Above: Feros Care receive their IAHSA Award. L-R: Audrey Weiner, Chair of LeadingAge America, IAHSA board member Christa Monkhouse, Feros Care CEO Jennene Buckley, Feros Care General Manager of Community Services Gabriele Taylor and IAHSA Chair, Glenn Bunny.

By Stephen Easton

An Australian aged care provider has added a prestigious international award to a string of others it has won for developing a highly efficient, centralised model of community care operation, using ordinary communications technology (see video below this article).

Feros Care was presented with the Excellence in Ageing Services Award by the International Association of Homes and Services for the Ageing (IAHSA), in front of audience of about 6,000 at a ceremony held in Washington during the recent IAHSA Global Ageing Conference.

The non-profit provider operates community care services over a 1,000 kilometre stretch of coastal areas centred roughly on the New South Wales-Queensland border, encompassing over 20 local government areas, but all administration and contact with clients is handled from one central hub known as the Community Care Gateway.

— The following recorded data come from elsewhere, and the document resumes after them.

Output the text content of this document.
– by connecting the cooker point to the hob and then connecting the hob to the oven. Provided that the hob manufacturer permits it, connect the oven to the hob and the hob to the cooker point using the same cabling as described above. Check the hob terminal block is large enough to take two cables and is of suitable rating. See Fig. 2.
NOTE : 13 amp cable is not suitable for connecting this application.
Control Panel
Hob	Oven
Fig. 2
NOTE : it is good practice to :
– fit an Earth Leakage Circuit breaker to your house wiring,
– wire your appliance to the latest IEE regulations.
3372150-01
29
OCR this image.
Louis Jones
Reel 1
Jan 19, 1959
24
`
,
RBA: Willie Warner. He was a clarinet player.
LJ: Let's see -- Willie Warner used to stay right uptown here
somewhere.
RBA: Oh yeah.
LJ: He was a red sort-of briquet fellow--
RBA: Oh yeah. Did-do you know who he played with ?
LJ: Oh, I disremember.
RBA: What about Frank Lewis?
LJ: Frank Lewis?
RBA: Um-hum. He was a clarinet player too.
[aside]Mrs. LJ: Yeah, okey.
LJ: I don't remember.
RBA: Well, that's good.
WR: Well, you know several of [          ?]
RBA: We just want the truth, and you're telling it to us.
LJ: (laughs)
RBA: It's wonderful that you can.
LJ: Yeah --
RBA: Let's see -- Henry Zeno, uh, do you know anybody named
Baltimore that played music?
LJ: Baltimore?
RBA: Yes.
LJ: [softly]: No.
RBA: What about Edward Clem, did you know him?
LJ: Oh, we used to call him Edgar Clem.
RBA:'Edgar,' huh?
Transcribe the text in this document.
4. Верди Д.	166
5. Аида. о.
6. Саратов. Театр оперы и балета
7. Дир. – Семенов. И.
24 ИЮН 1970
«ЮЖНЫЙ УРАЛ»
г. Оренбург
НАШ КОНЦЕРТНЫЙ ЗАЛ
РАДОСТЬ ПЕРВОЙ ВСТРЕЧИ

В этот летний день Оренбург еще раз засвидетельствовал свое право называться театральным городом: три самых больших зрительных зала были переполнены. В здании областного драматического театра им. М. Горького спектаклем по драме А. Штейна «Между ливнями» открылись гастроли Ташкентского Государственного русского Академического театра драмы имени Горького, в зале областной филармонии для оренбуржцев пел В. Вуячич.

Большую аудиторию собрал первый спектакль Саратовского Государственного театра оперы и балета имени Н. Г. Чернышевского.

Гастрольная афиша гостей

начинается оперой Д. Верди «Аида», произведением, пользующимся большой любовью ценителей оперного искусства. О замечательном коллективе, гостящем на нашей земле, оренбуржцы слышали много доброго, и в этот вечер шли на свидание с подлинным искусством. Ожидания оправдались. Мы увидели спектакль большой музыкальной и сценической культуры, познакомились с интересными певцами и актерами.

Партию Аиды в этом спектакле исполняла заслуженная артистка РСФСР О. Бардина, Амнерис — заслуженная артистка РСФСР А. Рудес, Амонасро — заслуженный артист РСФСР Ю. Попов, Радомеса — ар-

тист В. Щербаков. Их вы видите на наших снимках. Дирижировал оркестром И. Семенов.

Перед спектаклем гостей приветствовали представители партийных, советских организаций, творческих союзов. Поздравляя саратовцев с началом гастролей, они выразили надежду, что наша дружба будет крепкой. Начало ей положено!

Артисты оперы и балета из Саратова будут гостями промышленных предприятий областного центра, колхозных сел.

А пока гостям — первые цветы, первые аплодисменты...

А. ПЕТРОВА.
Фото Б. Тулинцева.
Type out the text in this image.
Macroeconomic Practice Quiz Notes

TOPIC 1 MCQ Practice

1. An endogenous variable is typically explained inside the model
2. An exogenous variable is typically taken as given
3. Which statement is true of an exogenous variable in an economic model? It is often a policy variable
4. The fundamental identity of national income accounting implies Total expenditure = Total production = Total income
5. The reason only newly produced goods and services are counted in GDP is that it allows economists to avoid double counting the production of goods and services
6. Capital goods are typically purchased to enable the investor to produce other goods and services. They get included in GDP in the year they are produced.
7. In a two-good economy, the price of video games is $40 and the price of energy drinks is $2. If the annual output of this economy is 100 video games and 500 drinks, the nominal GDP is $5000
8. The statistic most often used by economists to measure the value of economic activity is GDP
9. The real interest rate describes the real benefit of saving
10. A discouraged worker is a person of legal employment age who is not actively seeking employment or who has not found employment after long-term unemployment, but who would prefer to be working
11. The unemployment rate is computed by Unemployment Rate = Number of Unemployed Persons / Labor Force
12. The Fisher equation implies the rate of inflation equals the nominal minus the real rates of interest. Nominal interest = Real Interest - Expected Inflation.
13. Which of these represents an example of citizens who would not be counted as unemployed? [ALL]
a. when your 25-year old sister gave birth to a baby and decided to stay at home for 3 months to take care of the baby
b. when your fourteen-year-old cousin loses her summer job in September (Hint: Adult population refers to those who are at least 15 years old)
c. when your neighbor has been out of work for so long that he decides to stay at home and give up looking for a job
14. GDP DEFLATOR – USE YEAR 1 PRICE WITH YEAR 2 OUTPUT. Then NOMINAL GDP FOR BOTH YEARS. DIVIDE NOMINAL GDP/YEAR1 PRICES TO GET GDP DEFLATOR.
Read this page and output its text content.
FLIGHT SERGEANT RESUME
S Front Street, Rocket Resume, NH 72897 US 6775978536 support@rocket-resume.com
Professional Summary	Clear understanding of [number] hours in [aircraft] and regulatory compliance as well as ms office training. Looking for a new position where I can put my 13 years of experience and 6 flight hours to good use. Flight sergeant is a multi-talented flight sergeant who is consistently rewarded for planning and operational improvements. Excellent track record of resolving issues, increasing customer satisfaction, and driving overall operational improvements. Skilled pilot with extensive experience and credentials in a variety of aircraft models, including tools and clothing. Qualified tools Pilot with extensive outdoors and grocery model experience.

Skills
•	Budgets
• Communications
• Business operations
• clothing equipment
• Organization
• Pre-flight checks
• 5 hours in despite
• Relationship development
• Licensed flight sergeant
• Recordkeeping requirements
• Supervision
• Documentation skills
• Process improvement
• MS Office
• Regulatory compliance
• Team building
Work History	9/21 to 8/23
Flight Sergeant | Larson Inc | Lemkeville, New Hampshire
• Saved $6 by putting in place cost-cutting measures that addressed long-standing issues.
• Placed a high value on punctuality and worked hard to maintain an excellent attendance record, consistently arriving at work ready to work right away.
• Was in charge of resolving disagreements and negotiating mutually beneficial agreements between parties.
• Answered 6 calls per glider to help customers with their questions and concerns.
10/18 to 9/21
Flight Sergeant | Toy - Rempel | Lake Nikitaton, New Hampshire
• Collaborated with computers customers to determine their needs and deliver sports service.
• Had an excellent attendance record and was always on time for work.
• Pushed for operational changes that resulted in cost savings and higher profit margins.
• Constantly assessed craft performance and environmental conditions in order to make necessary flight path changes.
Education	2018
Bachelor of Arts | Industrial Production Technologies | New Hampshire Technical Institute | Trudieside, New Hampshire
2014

Located in Coolangatta, the Gateway sits right in the centre of that operating area, and has reportedly saved the organisation over $1,000,000 a year compared to a less centralised organisational structure, mostly in rent and travel costs.

In 2008, the Gateway won Feros Care awards for excellence in technology from both Aged and Community Services Australia and the Aged and Community Services Association of NSW and the ACT, as well as an Information Technology in Aged Care (ITAC) Award.  

It also made the organisation a finalist for the Aged Care Association Australia information technology award the same year, and earned a high commendation in the Minister’s Awards for Excellence in Aged Care – Innovation in Information Technology category in 2009.

The IAHSA judges said that by halving travel costs and increasing direct care hours by 25 per cent, Feros Care demonstrated the importance of community care, as well as a combination of human and technological resources that was “an excellent model for replication in other communities”.

Feros chief executive, Jennene Buckley, said that as the organisation has grown, it became clear that costs could be saved through a simpler, more efficient administrative structure.

“Traditionally, what used to happen was there was all these different offices in local government areas,” Ms Buckley said. “When Feros started to grow we knew we couldn’t set up all these different offices, so we decided we needed a new model.”

The Gateway holds each client’s electronic health record, and is described as the “organisational backbone” of Feros Care.  It runs all information management and administration systems and handles all communications, from clients, families, staff, referral agencies, service providers, health professionals and funding bodies.

Three smaller regional hubs simply provide a physical location to store equipment and, using video link, to hold meetings with central office staff, which previously required care managers to travel up to 500 kilometres to Coolangatta.

As well as making life easier for clients and potential clients, as well as the Aged Care Assessment Teams, GPs and hospital discharge nurses who refer them to Feros Care, it also makes rostering much more efficient.

Using off-the-shelf technology, it would be easy for other small to medium-sized community care providers to follow suit and achieve similar efficiency gains, Ms Buckley said, without an in-house IT department.

“When we have a new client and we put them into the system, we also log their location in Google Maps,” she explained. “The staff can look at the map and see where the clients are, so they can make sure the staff member has a nice run of clients in close proximity to each other.”

The central hub also broadcasts group messages to staff members out on the road via standard mobile phones and the next goal for the tech-savvy Feros Care is to put tablet computers in the hands of care workers – bypassing smart phones, which the organisation believed did not have a strong enough business case.

Feros Care was one of the first organisations in Australia to embrace telehealth technology, following a self-funded trial in 2010, and its CEO is a passionate advocate for harnessing the power of technology to make aged care more efficient – but only when it is backed up by a strong business case.

“This is just the start of bringing the aged care industry into the modern realm, and we need other care providers and the Federal Government to start embracing innovative technologies,” Ms Buckley said.

“[…] The award is great timing in bring to the forefront the importance of change in aged care. The industry is on the cusp of a significant evolution.”